Buna karşılık, insanların bir birey olarak değil ama bir grubun herhangi bir parçası olarak kabul edilebildiği trafik, sosyal ağlar ve büyük etkinlikler gibi durumlarda farklılıklar göze çarpıyor. Münih Teknik Üniversitesi(MTÜ), Uygulamalı Sayısal Analiz Departmanından Profesör Massimo Fornasier’e göre “Bir kitlenin parçası olan insanlar sıvı veya gazdaki parçacıklar gibi davranıyor”.
Fiziğe Bir Analoji
Fizikte, gaz molekülü gruplarının hareketini belirli bir olasılıkla tahmin edebilmek için tek tek her parçacığın özelliklerini belirlemek gerekmez; ortalama hareket özelliklerini bilmek yeterlidir.

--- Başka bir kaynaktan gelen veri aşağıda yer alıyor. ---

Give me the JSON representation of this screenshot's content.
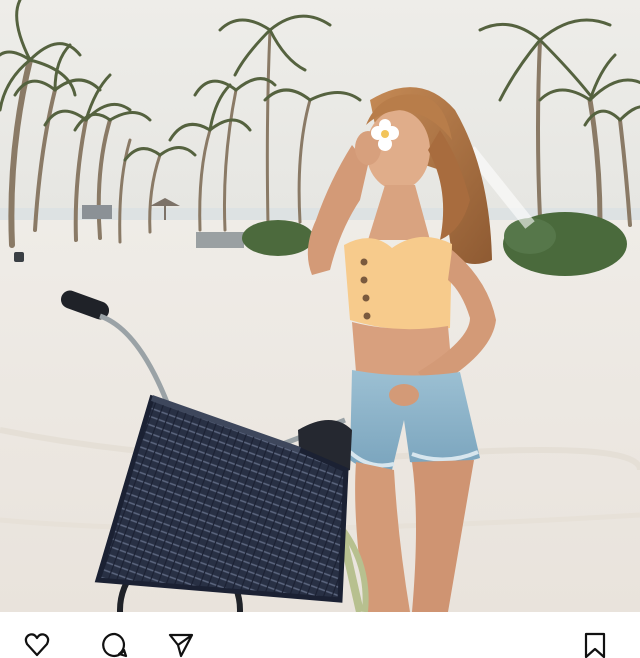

Fornasier, yaklaşımlarını açıklamak için “Aynı bakış açısıyla insan kitlelerinin, hayvan sürülerinin veya kendi aralarında etkileşimli robotların hareketlerini inceleyebiliriz: Gazlardaki moleküller arası çekim kuvvetine benzer şekilde, genel davranış örüntülerinin, sosyal kuvvetlerin etkileşimi sonucu ortaya çıktığını iddia edebilir ve bunları matematiksel denklemlerle ifade edebiliriz,” diyor.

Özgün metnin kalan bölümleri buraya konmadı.